As I watched the proceedings this morning, I thought about the same phenomenon. Actually what I was thinking was, "My atheist friends must be getting vertigo from all the eye-rolling they're doing this morning."
I should say, my fellow atheist friends. Because I, too, do not believe in the existence of an extra-terrestrial god. Nevertheless, I cannot think of any way that we can get by without one. Perhaps someday we can bring it all back down to earth. But today, to borrow from my favorite fictional king, is not that day.
Every football team thinks god is on their side. It doesn't make any sense, but that doesn't make it any less so. As I listened to the invocations and evocations and the blessings, I heard hopes, dreams, recognition of limits, understanding of weaknesses, affirmation of strengths. You could take the word "god" out of those prayers, and those hopes, dreams, recognitions, understandings, and affirmations might still be there but, I was asking myself, would they have the same power? I don't think so. So I ask myself why.

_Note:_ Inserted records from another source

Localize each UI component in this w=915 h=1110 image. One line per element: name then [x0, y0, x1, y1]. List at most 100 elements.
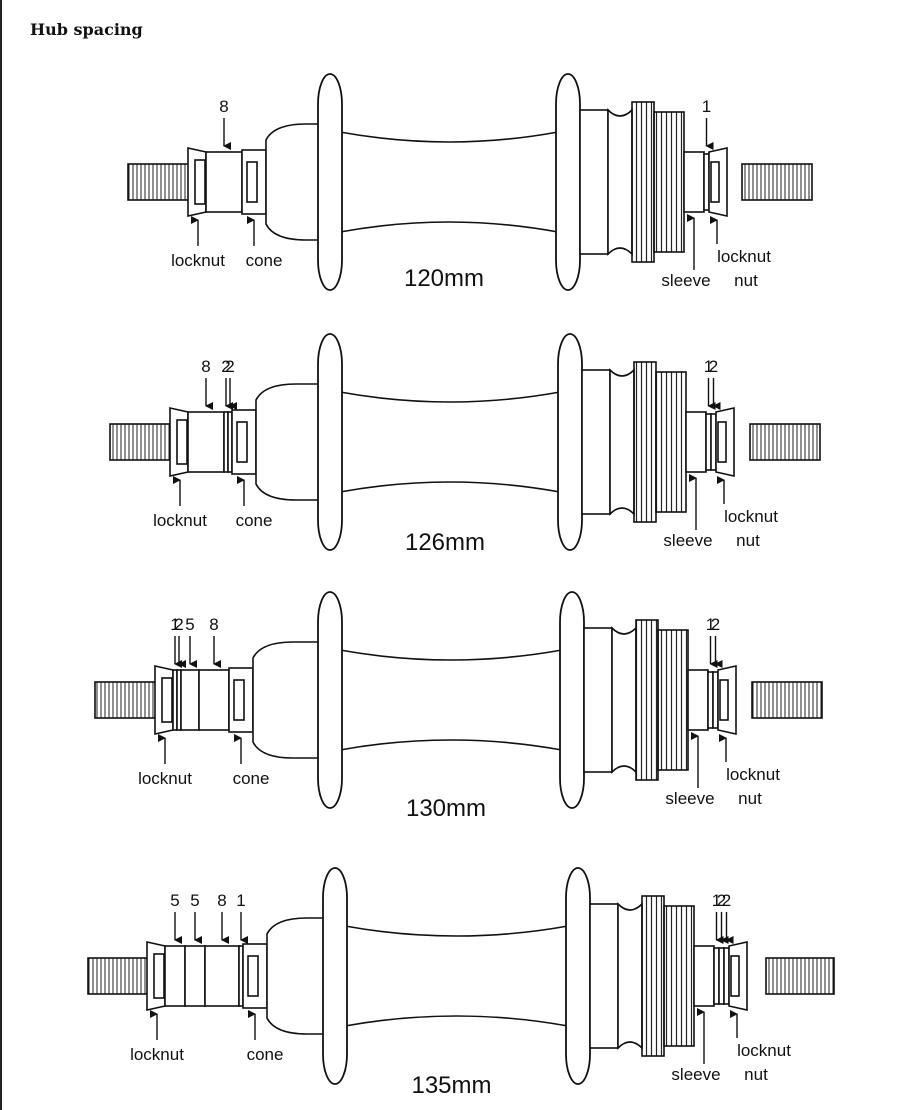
flange-right — [565, 867, 591, 1085]
axle-thread-right — [749, 423, 821, 461]
spacer-left — [198, 669, 230, 731]
thread-section-1 — [633, 361, 657, 523]
hub-shoulder-right — [589, 903, 619, 1049]
spacer-size-label: 2 — [225, 357, 234, 376]
flange-right — [559, 591, 585, 809]
sleeve-label: sleeve — [663, 531, 712, 550]
page-title: Hub spacing — [30, 20, 143, 39]
axle-thread-right — [765, 957, 835, 995]
spacer-size-label: 1 — [712, 891, 721, 910]
spacer-size-label: 2 — [174, 615, 183, 634]
axle-thread-left — [109, 423, 181, 461]
locknut-right-slot — [717, 421, 727, 463]
thread-section-1 — [631, 101, 655, 263]
locknut-left-slot — [153, 953, 165, 999]
nut-label: nut — [734, 271, 758, 290]
locknut-label: locknut — [130, 1045, 184, 1064]
axle-thread-right — [741, 163, 813, 201]
thread-section-2 — [657, 629, 689, 771]
flange-right — [555, 73, 581, 291]
cone-left-slot — [233, 679, 245, 721]
spacer-size-label: 8 — [209, 615, 218, 634]
thread-section-2 — [655, 371, 687, 513]
spacer-size-label: 1 — [702, 97, 711, 116]
flange-left — [317, 73, 343, 291]
spacer-size-label: 1 — [706, 615, 715, 634]
hub-width-label: 130mm — [406, 795, 486, 822]
spacer-size-label: 5 — [190, 891, 199, 910]
sleeve — [687, 669, 709, 731]
spacer-left — [204, 945, 240, 1007]
hub-groove — [611, 626, 637, 774]
spacer-size-label: 2 — [221, 357, 230, 376]
locknut-label: locknut — [171, 251, 225, 270]
cone-label: cone — [246, 251, 283, 270]
sleeve-label: sleeve — [661, 271, 710, 290]
sleeve-label: sleeve — [665, 789, 714, 808]
flange-right — [557, 333, 583, 551]
spacer-size-label: 2 — [722, 891, 731, 910]
cone-label: cone — [236, 511, 273, 530]
spacer-size-label: 2 — [711, 615, 720, 634]
spacer-size-label: 1 — [170, 615, 179, 634]
hub-shoulder-right — [579, 109, 609, 255]
spacer-size-label: 5 — [185, 615, 194, 634]
hub-groove — [607, 108, 633, 256]
locknut-label: locknut — [726, 765, 780, 784]
spacer-left — [205, 151, 243, 213]
cone-left-slot — [246, 161, 258, 203]
locknut-label: locknut — [717, 247, 771, 266]
flange-left — [317, 591, 343, 809]
hub-width-label: 120mm — [404, 265, 484, 292]
locknut-label: locknut — [138, 769, 192, 788]
locknut-label: locknut — [153, 511, 207, 530]
locknut-left-slot — [194, 159, 206, 205]
hub-shoulder-right — [581, 369, 611, 515]
spacer-left — [164, 945, 186, 1007]
locknut-label: locknut — [737, 1041, 791, 1060]
spacer-size-label: 8 — [219, 97, 228, 116]
spacer-left — [187, 411, 225, 473]
hub-groove — [609, 368, 635, 516]
hub-width-label: 135mm — [411, 1072, 491, 1099]
hub-shoulder-right — [583, 627, 613, 773]
spacer-left — [180, 669, 200, 731]
spacer-size-label: 2 — [717, 891, 726, 910]
spacer-size-label: 8 — [201, 357, 210, 376]
thread-section-1 — [641, 895, 665, 1057]
axle-thread-left — [94, 681, 166, 719]
spacer-size-label: 1 — [236, 891, 245, 910]
hub-barrel — [339, 649, 563, 751]
sleeve — [685, 411, 707, 473]
spacer-size-label: 1 — [704, 357, 713, 376]
thread-section-2 — [663, 905, 695, 1047]
locknut-right-slot — [710, 161, 720, 203]
nut-label: nut — [738, 789, 762, 808]
locknut-left-slot — [161, 677, 173, 723]
spacer-size-label: 2 — [709, 357, 718, 376]
locknut-left-slot — [176, 419, 188, 465]
hub-width-label: 126mm — [405, 529, 485, 556]
locknut-label: locknut — [724, 507, 778, 526]
cone-label: cone — [247, 1045, 284, 1064]
cone-label: cone — [233, 769, 270, 788]
flange-left — [317, 333, 343, 551]
cone-left-slot — [247, 955, 259, 997]
cone-left-slot — [236, 421, 248, 463]
hub-groove — [617, 902, 643, 1050]
flange-left — [322, 867, 348, 1085]
hub-assembly: 8 1 locknut cone locknut sleeve nut 120mm — [127, 73, 813, 292]
axle-thread-right — [751, 681, 823, 719]
thread-section-1 — [635, 619, 659, 781]
hub-barrel — [339, 131, 559, 233]
sleeve — [693, 945, 715, 1007]
hub-barrel — [339, 391, 561, 493]
nut-label: nut — [744, 1065, 768, 1084]
spacer-size-label: 8 — [217, 891, 226, 910]
hub-barrel — [344, 925, 569, 1027]
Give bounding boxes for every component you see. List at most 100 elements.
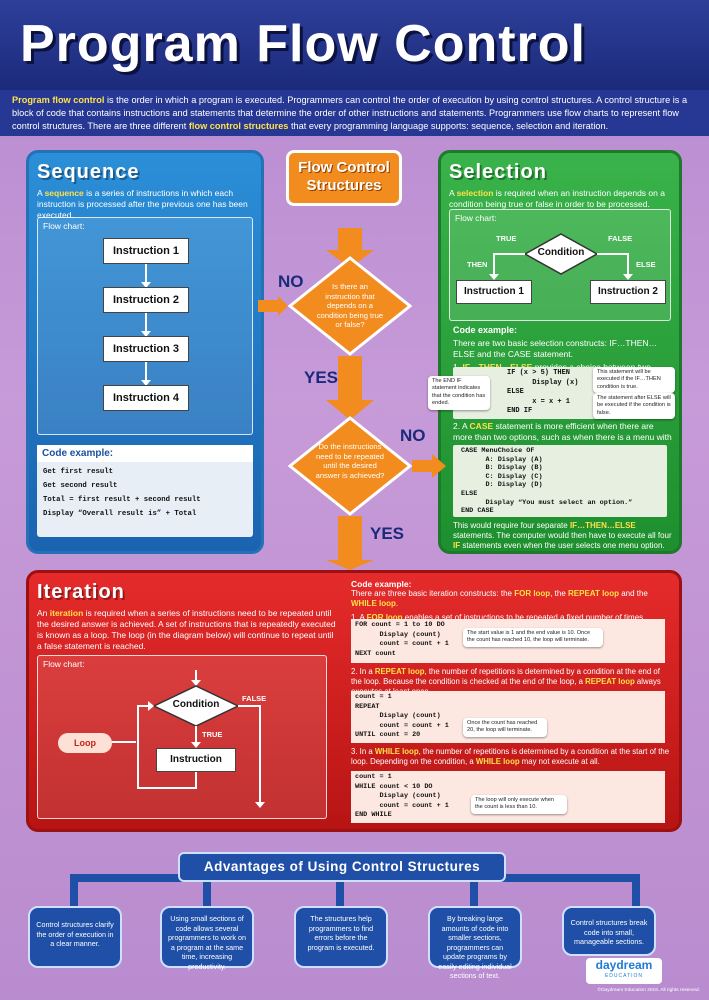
sequence-instruction-3: Instruction 3 <box>103 336 189 362</box>
iteration-bubble-repeat: Once the count has reached 20, the loop … <box>463 718 547 737</box>
iteration-panel: Iteration An iteration is required when … <box>26 570 682 832</box>
intro-lead: Program flow control <box>12 95 105 105</box>
logo-sub: EDUCATION <box>604 973 644 979</box>
intro-text-2: that every programming language supports… <box>288 121 609 131</box>
iteration-intro-c: and the <box>618 589 648 598</box>
central-flow-arrows <box>258 228 446 570</box>
sequence-code-line: Get first result <box>43 468 114 476</box>
iteration-repeat-code: count = 1 REPEAT Display (count) count =… <box>355 693 449 739</box>
selection-item-2-keyword: CASE <box>469 421 494 431</box>
sequence-desc-pre: A <box>37 188 45 198</box>
iteration-desc-keyword: iteration <box>49 608 84 618</box>
selection-bubble-then: This statement will be executed if the I… <box>593 367 675 394</box>
answer-yes-1: YES <box>304 368 339 387</box>
selection-code-2: CASE MenuChoice OF A: Display (A) B: Dis… <box>461 447 633 516</box>
iteration-item-2-a: 2. In a <box>351 667 375 676</box>
flow-control-title-1: Flow Control <box>298 159 390 176</box>
selection-code-2-box: CASE MenuChoice OF A: Display (A) B: Dis… <box>453 445 667 517</box>
advantage-card: Control structures break code into small… <box>562 906 656 956</box>
iteration-item-1-b: enables a set of instructions to be repe… <box>402 613 646 622</box>
selection-outro-a: This would require four separate <box>453 521 570 530</box>
flow-control-title-box: Flow Control Structures <box>286 150 402 206</box>
selection-flow-label: Flow chart: <box>455 213 497 223</box>
answer-yes-2: YES <box>370 524 405 543</box>
iteration-heading: Iteration <box>37 581 125 603</box>
page-title: Program Flow Control <box>20 15 586 73</box>
selection-false-label: FALSE <box>608 234 633 243</box>
sequence-desc-post: is a series of instructions in which eac… <box>37 188 248 220</box>
sequence-code-line: Get second result <box>43 482 118 490</box>
selection-flowchart: Flow chart: Condition TRUE FALSE THEN EL… <box>449 209 671 321</box>
iteration-condition: Condition <box>172 699 220 710</box>
selection-then-label: THEN <box>467 260 488 269</box>
sequence-code-line: Total = first result + second result <box>43 496 201 504</box>
intro-highlight: flow control structures <box>188 121 289 131</box>
selection-outro-c: statements even when the user selects on… <box>460 541 665 550</box>
sequence-flowchart: Flow chart: Instruction 1 Instruction 2 … <box>37 217 253 435</box>
sequence-instruction-2: Instruction 2 <box>103 287 189 313</box>
iteration-desc-pre: An <box>37 608 50 618</box>
selection-code-intro: There are two basic selection constructs… <box>453 338 658 359</box>
selection-code-heading: Code example: <box>453 325 518 335</box>
loop-label: Loop <box>58 733 112 753</box>
sequence-description: A sequence is a series of instructions i… <box>37 188 253 221</box>
selection-panel: Selection A selection is required when a… <box>438 150 682 554</box>
selection-code-1: IF (x > 5) THEN Display (x) ELSE x = x +… <box>507 369 579 415</box>
selection-condition: Condition <box>537 247 585 258</box>
intro-text-1: is the order in which a program is execu… <box>12 95 688 131</box>
iteration-intro-a: There are three basic iteration construc… <box>351 589 515 598</box>
iteration-intro-for: FOR loop <box>514 589 551 598</box>
iteration-true-label: TRUE <box>202 730 223 739</box>
iteration-desc-post: is required when a series of instruction… <box>37 608 336 651</box>
iteration-item-2-keyword: REPEAT loop <box>374 667 425 676</box>
iteration-item-3-a: 3. In a <box>351 747 375 756</box>
selection-true-label: TRUE <box>496 234 517 243</box>
sequence-arrows <box>141 262 151 386</box>
advantage-card: By breaking large amounts of code into s… <box>428 906 522 980</box>
iteration-bubble-for: The start value is 1 and the end value i… <box>463 628 603 647</box>
sequence-heading: Sequence <box>37 161 140 183</box>
iteration-item-3-c: may not execute at all. <box>519 757 600 766</box>
answer-no-2: NO <box>400 426 426 445</box>
iteration-intro-d: . <box>395 599 399 608</box>
iteration-instruction: Instruction <box>156 748 236 772</box>
advantage-card: The structures help programmers to find … <box>294 906 388 968</box>
sequence-desc-keyword: sequence <box>44 188 84 198</box>
daydream-logo: daydream EDUCATION <box>586 958 662 984</box>
selection-instruction-2: Instruction 2 <box>590 280 666 304</box>
advantages-heading: Advantages of Using Control Structures <box>178 852 506 882</box>
iteration-item-3-b: , the number of repetitions is determine… <box>351 747 670 766</box>
sequence-code-line: Display “Overall result is” + Total <box>43 510 197 518</box>
selection-desc-keyword: selection <box>456 188 494 198</box>
iteration-item-3-keyword: WHILE loop <box>374 747 419 756</box>
answer-no-1: NO <box>278 272 304 291</box>
selection-outro-keyword-2: IF <box>453 541 461 550</box>
iteration-diagram <box>112 670 265 808</box>
iteration-for-code-box: FOR count = 1 to 10 DO Display (count) c… <box>351 619 665 663</box>
selection-instruction-1: Instruction 1 <box>456 280 532 304</box>
sequence-flow-label: Flow chart: <box>43 221 85 231</box>
iteration-item-1-a: 1. A <box>351 613 367 622</box>
selection-bubble-else: The statement after ELSE will be execute… <box>593 393 675 420</box>
intro-text: Program flow control is the order in whi… <box>0 90 709 136</box>
question-2: Do the instructions need to be repeated … <box>315 442 385 480</box>
copyright: ©Daydream Education 2016. All rights res… <box>597 988 700 993</box>
iteration-item-2-keyword-2: REPEAT loop <box>585 677 635 686</box>
iteration-intro-repeat: REPEAT loop <box>568 589 619 598</box>
selection-desc-post: is required when an instruction depends … <box>449 188 665 209</box>
selection-description: A selection is required when an instruct… <box>449 188 671 210</box>
iteration-description: An iteration is required when a series o… <box>37 608 337 652</box>
iteration-intro-b: , the <box>550 589 568 598</box>
advantage-card: Control structures clarify the order of … <box>28 906 122 968</box>
question-1: Is there an instruction that depends on … <box>316 282 384 330</box>
sequence-instruction-1: Instruction 1 <box>103 238 189 264</box>
sequence-code-label: Code example: <box>37 445 253 462</box>
iteration-code-heading: Code example: <box>351 579 412 589</box>
selection-heading: Selection <box>449 161 547 183</box>
sequence-panel: Sequence A sequence is a series of instr… <box>26 150 264 554</box>
selection-diagram <box>489 233 633 280</box>
iteration-item-3: 3. In a WHILE loop, the number of repeti… <box>351 747 671 767</box>
advantage-card: Using small sections of code allows seve… <box>160 906 254 971</box>
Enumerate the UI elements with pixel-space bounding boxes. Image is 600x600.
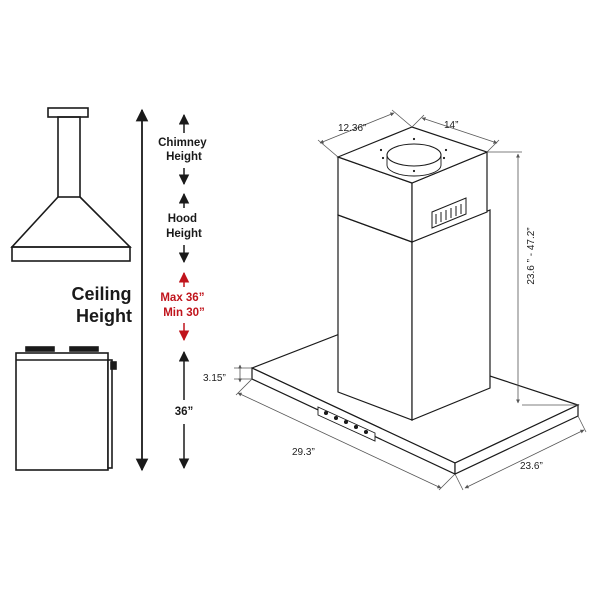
dim-canopy-width xyxy=(237,392,442,489)
dimension-lines xyxy=(234,109,587,491)
canopy-width-dim: 29.3” xyxy=(292,447,315,458)
clearance-label: Max 36” Min 30” xyxy=(160,292,207,319)
ceiling-height-label: Ceiling Height xyxy=(71,284,136,326)
total-height-dim: 23.6 ” - 47.2” xyxy=(526,227,537,284)
dim-canopy-depth xyxy=(464,429,585,489)
chimney-lower-front xyxy=(337,214,413,421)
chimney-height-label: Chimney Height xyxy=(158,137,210,163)
chimney-lower-side xyxy=(411,209,491,421)
pyramid-hood-icon xyxy=(10,107,132,262)
vent-grille-icon xyxy=(431,197,467,229)
island-hood-drawing xyxy=(250,126,580,475)
chimney-width-dim: 12.36” xyxy=(338,123,366,134)
dim-chimney-depth xyxy=(421,117,498,144)
chimney-depth-dim: 14” xyxy=(444,120,458,131)
dim-chimney-width xyxy=(319,112,395,144)
screw-holes xyxy=(379,137,448,173)
duct-opening-icon xyxy=(386,143,442,177)
canopy-depth-dim: 23.6” xyxy=(520,461,543,472)
canopy-height-dim: 3.15” xyxy=(203,373,226,384)
hood-height-label: Hood Height xyxy=(166,213,202,240)
range-stove-icon xyxy=(15,346,117,471)
counter-height-label: 36” xyxy=(175,406,194,418)
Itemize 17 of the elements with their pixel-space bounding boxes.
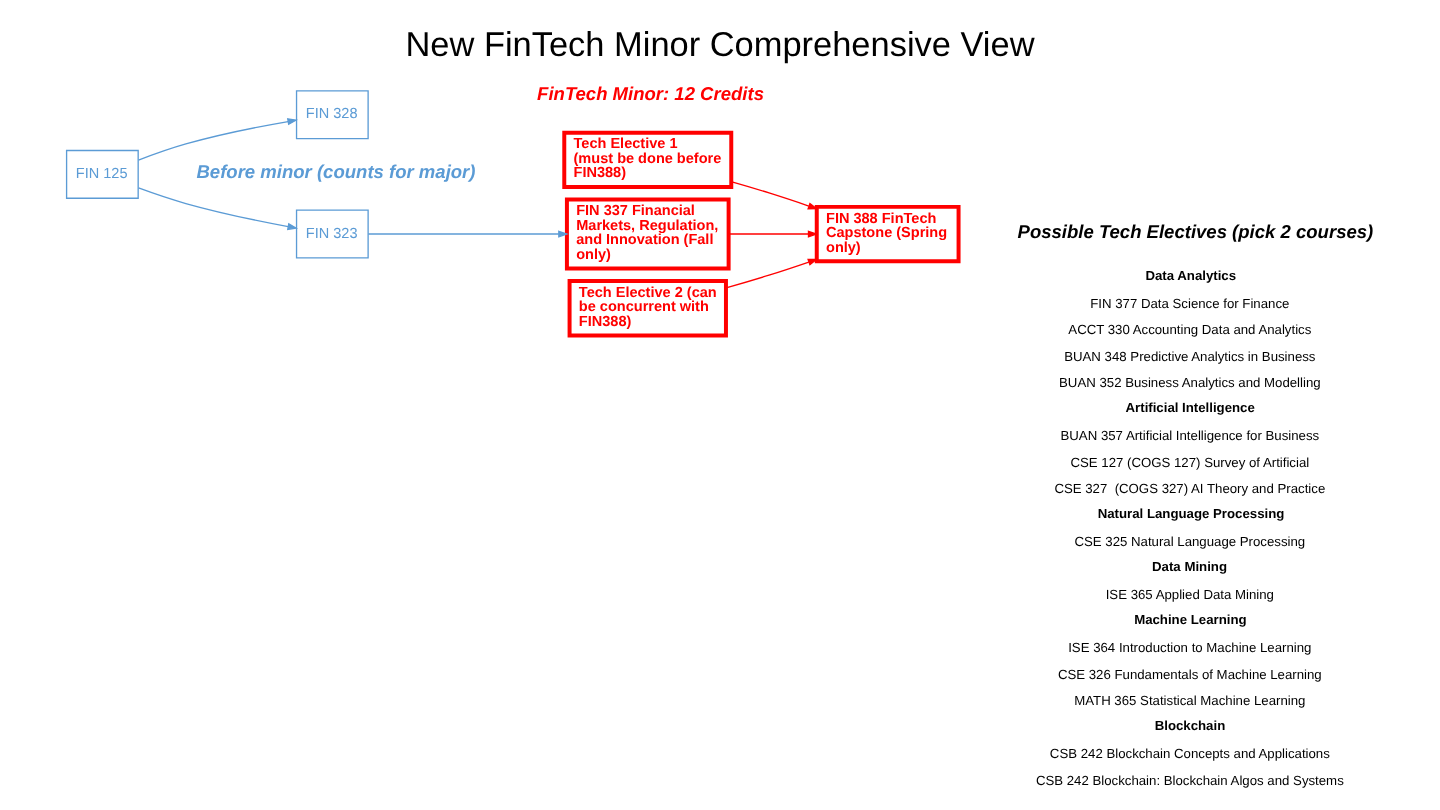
label: FinTech Minor: 12 Credits	[537, 82, 764, 103]
arrow	[728, 229, 819, 237]
diagram-title: New FinTech Minor Comprehensive View	[405, 23, 1035, 64]
node-box: Tech Elective 1 (must be done before FIN388)	[562, 129, 734, 188]
node-box: FIN 328	[295, 89, 369, 139]
node-box: FIN 337 Financial Markets, Regulation, and Innovation (Fall only)	[564, 196, 731, 270]
node-box: FIN 125	[65, 148, 139, 198]
arrow	[725, 257, 819, 288]
arrow	[137, 116, 299, 160]
arrow	[137, 186, 299, 230]
arrow	[731, 180, 819, 209]
node-box: Tech Elective 2 (can be concurrent with FIN388)	[567, 278, 728, 337]
arrow	[367, 229, 569, 237]
node-box: FIN 388 FinTech Capstone (Spring only)	[814, 203, 961, 263]
label: Possible Tech Electives (pick 2 courses)	[1017, 220, 1374, 241]
node-box: FIN 323	[295, 208, 369, 258]
label: Before minor (counts for major)	[196, 160, 476, 181]
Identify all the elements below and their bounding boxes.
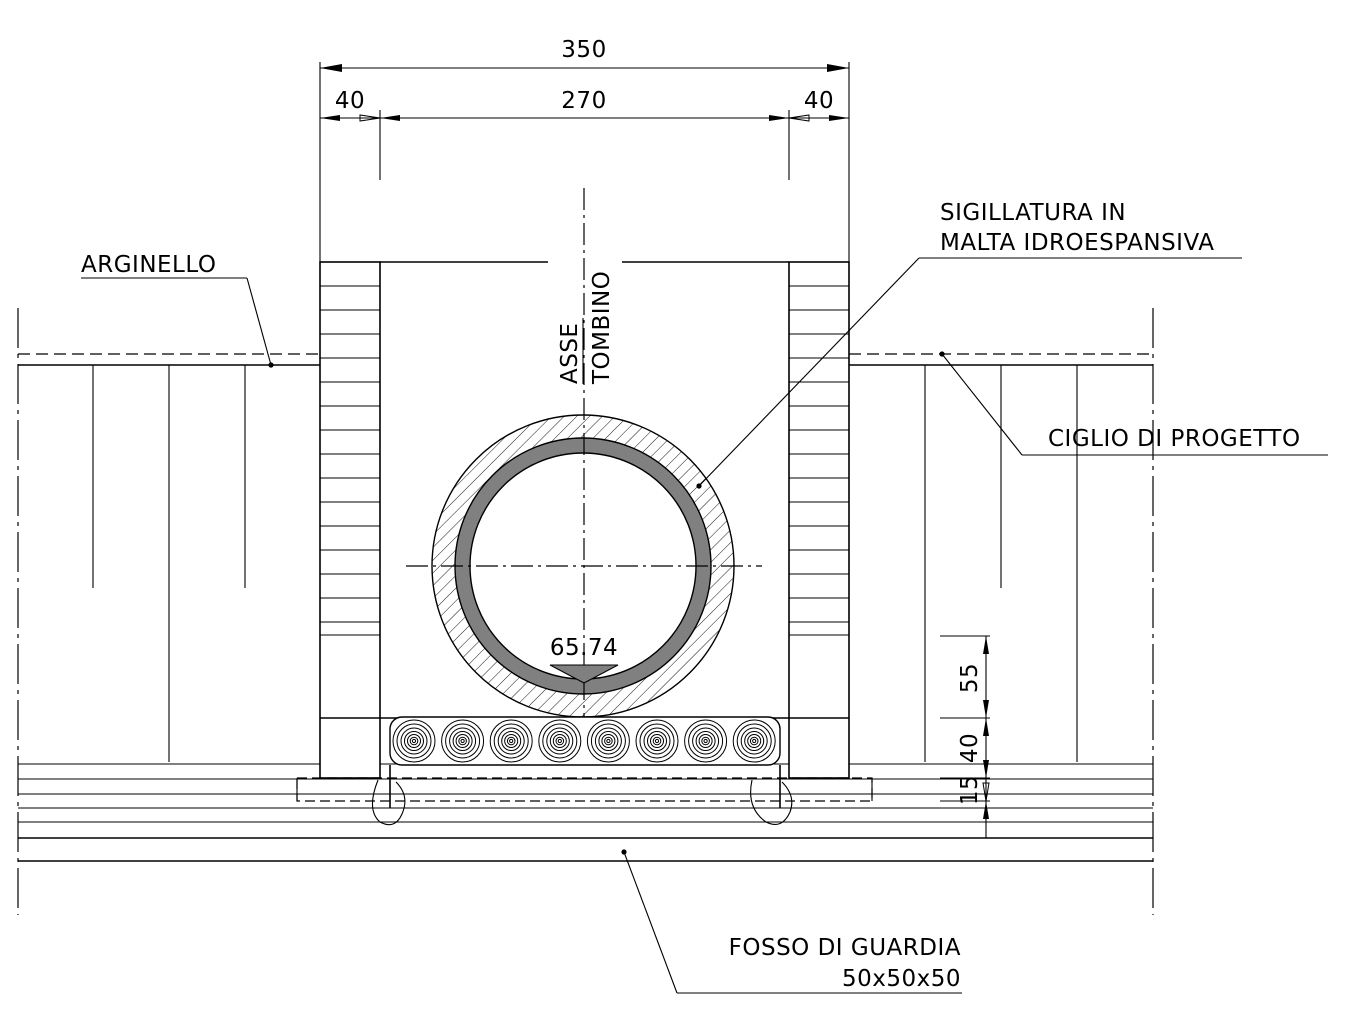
log-ring (639, 723, 675, 759)
sigillatura-label-line2: MALTA IDROESPANSIVA (940, 230, 1214, 256)
callout-ciglio: CIGLIO DI PROGETTO (939, 351, 1328, 456)
height-55-label: 55 (957, 663, 983, 693)
log-ring (538, 719, 582, 763)
dimension-right-40-label: 40 (804, 88, 834, 114)
log-ring (643, 727, 671, 755)
right-headwall-courses (789, 285, 849, 623)
log-ring (652, 736, 662, 746)
log-ring (684, 719, 728, 763)
log-ring (747, 734, 762, 748)
log-ring (501, 731, 522, 751)
log-ring (555, 736, 565, 746)
callout-sigillatura: SIGILLATURA IN MALTA IDROESPANSIVA (696, 200, 1242, 489)
dimension-350: 350 (320, 37, 849, 72)
height-40-label: 40 (957, 733, 983, 763)
elevation-label: 65.74 (550, 635, 618, 661)
axis-label-line2: TOMBINO (589, 271, 615, 385)
log-ring (409, 736, 419, 746)
drawing-border-lines (17, 308, 1154, 915)
log-ring (586, 719, 630, 763)
log-ring (509, 738, 514, 744)
callout-arginello: ARGINELLO (81, 252, 274, 368)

Maybe it's because "god," whatever that is, belongs to everybody. Whenever god is invoked, that god is actually your god. It is Allah or Jehovah or the Buddha or Athena or the wonder of science. To me, it is a construct that I understand people have made and used to express needs, desires, sorrows, and longing for generations upon generations in every hut and hovel, high-rise and cul-de-sac. Prayers are the almighty wishes of human beings the world over.
And that being said, I wish all the best for President Obama and Vice President Biden on this inauguration day and for them and all of us in these next four years.